Tom is quite right when he says that the act of killing is always wrong. According to abhidhamma theory, we would call it an "akusala kamma," or unskilfull act. That is, one stemming from an unwholesome mind-state and leading to a bad destination. Again according to the orthodox theory; killing an animal stems from the root of ill-will.

I had an interesting discussion once with a fellow monk who had hunted as a layman. (I never have, only fished a very few times and didn't like it.) He maintained that the root in the case of most hunters is really greed. He said when he hunted it was greed for venison which motivated him. I put up a stout defence of the orthodox theory at the time, but now I'm not so sure. Other men I've known have said their motivation for hunting is desire for some particular meat, such as moose (which is admittedly delicious) or pheasant.

The last-ditch defence of orthodoxy would be that there must be at least one mind-moment of ill-will when the trigger is pulled; one hates the deer for running off with all that yummy venison I suppose. I would question Tom's assertion that hunting is "for the fun of killing." It may be so for some pathological types, not mentioning any vice-presidential persons by name, but I don't see that in the guys I've known over the years who go hunting.

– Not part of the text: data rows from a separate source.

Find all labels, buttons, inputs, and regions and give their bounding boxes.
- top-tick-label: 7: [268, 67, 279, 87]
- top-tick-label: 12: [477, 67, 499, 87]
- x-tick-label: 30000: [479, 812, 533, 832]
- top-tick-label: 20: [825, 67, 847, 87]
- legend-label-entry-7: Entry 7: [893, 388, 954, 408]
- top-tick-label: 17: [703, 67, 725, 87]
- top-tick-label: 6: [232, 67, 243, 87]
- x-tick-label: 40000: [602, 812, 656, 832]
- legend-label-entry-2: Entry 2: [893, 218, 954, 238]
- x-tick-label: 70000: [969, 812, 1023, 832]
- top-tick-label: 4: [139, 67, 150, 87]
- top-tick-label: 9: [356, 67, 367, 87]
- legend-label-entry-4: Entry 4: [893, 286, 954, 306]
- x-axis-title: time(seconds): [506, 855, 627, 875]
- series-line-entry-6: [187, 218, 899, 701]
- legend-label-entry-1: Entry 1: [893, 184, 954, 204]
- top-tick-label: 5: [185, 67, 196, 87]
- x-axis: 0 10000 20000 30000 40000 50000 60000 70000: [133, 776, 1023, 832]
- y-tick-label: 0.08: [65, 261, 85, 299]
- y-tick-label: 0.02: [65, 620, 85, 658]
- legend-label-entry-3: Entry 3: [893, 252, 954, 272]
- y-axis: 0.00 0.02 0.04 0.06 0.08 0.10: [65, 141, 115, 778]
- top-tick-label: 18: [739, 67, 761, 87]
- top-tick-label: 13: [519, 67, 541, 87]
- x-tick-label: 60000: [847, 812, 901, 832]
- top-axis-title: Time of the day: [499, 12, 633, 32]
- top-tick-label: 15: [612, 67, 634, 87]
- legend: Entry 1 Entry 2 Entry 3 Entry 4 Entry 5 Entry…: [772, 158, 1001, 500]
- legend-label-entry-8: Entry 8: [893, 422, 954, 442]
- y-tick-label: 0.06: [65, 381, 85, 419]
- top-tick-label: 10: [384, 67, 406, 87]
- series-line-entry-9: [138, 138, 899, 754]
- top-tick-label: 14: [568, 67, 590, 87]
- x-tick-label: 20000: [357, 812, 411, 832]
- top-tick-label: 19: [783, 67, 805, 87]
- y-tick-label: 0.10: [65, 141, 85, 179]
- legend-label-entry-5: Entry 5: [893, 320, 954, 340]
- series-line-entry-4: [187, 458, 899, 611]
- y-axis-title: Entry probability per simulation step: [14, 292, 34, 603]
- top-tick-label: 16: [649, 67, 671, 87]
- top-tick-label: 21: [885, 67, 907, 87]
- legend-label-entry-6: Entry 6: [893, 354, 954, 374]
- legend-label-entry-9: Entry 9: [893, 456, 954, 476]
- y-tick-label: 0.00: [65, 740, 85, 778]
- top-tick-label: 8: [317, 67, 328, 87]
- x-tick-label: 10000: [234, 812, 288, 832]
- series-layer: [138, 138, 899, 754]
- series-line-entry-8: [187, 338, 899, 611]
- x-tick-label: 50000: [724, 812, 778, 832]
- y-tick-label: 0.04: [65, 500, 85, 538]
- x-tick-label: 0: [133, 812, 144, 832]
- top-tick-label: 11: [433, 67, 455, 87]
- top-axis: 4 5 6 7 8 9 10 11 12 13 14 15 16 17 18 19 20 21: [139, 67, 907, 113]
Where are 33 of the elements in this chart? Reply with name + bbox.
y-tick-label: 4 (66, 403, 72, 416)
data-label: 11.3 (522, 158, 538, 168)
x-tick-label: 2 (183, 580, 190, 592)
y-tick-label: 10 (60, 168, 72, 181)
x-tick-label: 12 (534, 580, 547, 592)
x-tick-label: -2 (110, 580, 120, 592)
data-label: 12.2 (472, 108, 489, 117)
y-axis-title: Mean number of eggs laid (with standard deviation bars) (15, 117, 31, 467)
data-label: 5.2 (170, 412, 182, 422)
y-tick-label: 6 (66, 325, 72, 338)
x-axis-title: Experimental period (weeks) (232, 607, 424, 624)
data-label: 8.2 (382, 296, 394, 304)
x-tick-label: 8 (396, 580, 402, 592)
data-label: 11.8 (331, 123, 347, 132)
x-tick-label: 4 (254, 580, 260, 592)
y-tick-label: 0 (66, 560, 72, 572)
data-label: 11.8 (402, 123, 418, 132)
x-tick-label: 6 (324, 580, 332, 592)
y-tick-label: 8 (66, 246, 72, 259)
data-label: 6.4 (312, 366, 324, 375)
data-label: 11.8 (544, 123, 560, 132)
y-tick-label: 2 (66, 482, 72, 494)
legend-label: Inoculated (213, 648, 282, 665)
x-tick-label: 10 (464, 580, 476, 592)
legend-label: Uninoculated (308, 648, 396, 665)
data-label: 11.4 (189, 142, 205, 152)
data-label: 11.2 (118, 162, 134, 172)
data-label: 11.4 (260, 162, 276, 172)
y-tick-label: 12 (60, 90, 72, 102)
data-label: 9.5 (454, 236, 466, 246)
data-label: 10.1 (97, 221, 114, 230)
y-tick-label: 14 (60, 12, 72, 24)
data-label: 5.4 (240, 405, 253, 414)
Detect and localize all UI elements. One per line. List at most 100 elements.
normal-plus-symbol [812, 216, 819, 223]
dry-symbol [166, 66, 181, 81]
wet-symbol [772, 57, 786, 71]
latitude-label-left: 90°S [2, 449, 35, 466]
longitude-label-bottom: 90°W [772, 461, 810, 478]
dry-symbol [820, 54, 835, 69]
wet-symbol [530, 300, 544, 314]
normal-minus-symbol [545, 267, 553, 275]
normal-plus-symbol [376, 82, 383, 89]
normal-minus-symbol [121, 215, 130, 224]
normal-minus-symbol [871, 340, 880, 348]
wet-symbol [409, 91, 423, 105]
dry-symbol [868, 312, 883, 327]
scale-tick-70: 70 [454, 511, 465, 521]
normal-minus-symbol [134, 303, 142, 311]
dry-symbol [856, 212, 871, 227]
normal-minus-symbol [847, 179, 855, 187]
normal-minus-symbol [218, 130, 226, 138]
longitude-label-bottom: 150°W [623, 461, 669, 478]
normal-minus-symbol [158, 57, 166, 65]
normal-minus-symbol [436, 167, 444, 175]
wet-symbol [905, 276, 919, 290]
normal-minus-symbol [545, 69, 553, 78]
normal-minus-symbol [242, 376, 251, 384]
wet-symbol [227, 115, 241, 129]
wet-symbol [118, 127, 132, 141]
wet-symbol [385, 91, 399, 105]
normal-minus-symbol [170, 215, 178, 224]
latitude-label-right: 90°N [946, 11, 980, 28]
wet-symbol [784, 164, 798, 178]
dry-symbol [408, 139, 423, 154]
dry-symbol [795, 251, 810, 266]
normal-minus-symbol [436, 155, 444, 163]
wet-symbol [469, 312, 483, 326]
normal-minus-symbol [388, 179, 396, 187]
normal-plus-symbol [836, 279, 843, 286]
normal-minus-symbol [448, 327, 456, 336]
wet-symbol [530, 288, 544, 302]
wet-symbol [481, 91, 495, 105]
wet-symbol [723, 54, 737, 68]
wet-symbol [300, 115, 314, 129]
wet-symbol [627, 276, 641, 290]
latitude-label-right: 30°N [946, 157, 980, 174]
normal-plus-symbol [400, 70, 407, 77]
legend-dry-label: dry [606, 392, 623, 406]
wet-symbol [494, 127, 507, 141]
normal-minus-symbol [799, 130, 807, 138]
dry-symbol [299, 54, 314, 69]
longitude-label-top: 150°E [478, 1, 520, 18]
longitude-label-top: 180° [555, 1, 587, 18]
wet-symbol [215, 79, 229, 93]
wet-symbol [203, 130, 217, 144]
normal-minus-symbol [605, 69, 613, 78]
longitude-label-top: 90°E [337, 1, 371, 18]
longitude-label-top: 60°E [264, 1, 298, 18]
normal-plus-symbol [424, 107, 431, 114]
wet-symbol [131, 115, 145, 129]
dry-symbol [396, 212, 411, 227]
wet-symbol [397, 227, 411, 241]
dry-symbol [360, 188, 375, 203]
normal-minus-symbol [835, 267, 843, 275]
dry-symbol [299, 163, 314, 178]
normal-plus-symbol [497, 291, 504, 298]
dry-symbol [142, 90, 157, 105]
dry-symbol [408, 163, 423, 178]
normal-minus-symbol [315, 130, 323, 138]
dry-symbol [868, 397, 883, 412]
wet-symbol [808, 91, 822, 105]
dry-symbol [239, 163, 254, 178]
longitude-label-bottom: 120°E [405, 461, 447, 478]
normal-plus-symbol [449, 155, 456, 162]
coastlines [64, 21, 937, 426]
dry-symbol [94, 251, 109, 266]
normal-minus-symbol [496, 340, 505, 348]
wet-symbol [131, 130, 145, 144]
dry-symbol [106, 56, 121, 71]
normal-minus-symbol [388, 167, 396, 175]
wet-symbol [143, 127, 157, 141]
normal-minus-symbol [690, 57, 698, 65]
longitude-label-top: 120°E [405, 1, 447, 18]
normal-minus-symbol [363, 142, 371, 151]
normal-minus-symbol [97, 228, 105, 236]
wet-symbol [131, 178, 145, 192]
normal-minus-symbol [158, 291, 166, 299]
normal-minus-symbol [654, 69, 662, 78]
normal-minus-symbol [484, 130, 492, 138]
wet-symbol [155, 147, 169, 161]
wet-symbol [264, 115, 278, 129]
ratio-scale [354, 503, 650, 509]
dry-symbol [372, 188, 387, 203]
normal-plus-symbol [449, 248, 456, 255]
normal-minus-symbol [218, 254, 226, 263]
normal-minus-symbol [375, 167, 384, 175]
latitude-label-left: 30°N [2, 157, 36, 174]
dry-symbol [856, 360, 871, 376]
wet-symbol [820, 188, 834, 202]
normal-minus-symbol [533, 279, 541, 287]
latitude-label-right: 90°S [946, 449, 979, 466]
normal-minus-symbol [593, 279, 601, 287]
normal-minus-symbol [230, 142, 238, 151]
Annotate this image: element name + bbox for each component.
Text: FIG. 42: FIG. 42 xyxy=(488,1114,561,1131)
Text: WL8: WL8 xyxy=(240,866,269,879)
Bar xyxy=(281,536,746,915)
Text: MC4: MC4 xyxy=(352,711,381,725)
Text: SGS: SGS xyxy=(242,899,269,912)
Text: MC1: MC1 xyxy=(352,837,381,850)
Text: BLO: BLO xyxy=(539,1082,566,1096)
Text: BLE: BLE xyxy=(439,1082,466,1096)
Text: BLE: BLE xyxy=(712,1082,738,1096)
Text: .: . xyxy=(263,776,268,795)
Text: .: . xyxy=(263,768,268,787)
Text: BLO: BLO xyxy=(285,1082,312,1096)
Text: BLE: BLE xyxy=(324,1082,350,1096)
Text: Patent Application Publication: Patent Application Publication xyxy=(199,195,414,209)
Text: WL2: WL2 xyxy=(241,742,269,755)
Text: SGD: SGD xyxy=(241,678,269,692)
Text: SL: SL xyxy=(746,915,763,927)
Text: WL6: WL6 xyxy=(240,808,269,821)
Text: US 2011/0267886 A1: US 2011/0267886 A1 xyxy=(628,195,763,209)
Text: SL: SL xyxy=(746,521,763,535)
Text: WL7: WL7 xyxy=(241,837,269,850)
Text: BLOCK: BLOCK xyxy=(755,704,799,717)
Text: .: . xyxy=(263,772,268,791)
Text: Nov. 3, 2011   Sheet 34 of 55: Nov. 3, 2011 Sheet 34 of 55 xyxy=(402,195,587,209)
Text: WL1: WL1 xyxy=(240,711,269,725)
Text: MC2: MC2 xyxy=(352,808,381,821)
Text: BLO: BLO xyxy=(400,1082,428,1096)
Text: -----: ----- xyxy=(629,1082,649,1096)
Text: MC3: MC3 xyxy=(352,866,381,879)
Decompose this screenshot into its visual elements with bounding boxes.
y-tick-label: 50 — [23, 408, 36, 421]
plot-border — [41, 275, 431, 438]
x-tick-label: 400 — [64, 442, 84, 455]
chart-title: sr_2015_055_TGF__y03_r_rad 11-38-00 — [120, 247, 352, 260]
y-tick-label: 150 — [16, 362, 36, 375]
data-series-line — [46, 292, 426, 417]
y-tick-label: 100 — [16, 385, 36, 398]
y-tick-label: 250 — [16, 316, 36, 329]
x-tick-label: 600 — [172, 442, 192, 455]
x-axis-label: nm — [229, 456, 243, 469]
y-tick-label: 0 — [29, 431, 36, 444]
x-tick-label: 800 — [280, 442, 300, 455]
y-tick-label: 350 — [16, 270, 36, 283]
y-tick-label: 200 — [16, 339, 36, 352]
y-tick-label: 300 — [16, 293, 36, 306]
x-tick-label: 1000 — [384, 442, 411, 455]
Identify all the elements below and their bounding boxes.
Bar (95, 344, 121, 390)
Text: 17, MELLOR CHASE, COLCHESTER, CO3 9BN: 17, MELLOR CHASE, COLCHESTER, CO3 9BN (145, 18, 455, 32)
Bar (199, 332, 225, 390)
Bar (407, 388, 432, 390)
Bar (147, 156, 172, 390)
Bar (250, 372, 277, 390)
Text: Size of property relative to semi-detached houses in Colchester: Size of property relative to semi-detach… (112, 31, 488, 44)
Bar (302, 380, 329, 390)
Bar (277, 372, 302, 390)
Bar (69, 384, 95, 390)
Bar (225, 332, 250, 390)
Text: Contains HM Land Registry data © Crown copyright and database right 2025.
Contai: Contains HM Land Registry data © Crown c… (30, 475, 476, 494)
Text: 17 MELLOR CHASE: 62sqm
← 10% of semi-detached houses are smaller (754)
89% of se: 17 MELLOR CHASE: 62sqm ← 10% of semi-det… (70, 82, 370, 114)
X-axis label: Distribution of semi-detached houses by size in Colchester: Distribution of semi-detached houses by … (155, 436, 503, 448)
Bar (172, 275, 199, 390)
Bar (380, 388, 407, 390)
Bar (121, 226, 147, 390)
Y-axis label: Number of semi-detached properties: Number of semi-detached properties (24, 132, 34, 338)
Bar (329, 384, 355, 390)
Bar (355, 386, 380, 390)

And I think it is hard to refute the argument that hunting is far less cruel than factory-farming.
The industry's practises these days are an absolute moral abomination.

One final issue; I don't but the hunter's argument that their activities are neccessary to control the numbers of species like deer. This is true only in the immediate short term and is a symptom of very bad wildlife policies, must of which are driven by the hunting lobby. Predator species like wolf are controlled or even eradicated. Up until fairly recent times there used to be a bounty on wolves in Ontario, and there is still an open season. There is really no reason to kill predator species at all. If we let the wolves alone they'd control the deer just fine without us.

Which brings up the point that most wild animals end up as somebody's lunch whatever we do or don't do.

1 comment:

Rod the Pacifist (almost) said...

When I was 20 I actually bought a gun, a rifle with a telescopic site; main reason I suppose was that I came from a country where guns were never seen, let alone owned. I drove everywhere for a whole day to shoot something, and ended up taking three shots at a signpost. While the idea of having a gun was something new, I did not have it in me to willfully take another critter's life. When I got back home I sold the gun.

Later, when I came across some rednecked policemen, I kinda regretted my decision. Although I wouldn't shoot corrupt redneck cops either, I am somewhat neutral on these (along with corrupt politicians), and would probably have difficulty remembering what happened if I ever witnessed someone else do it.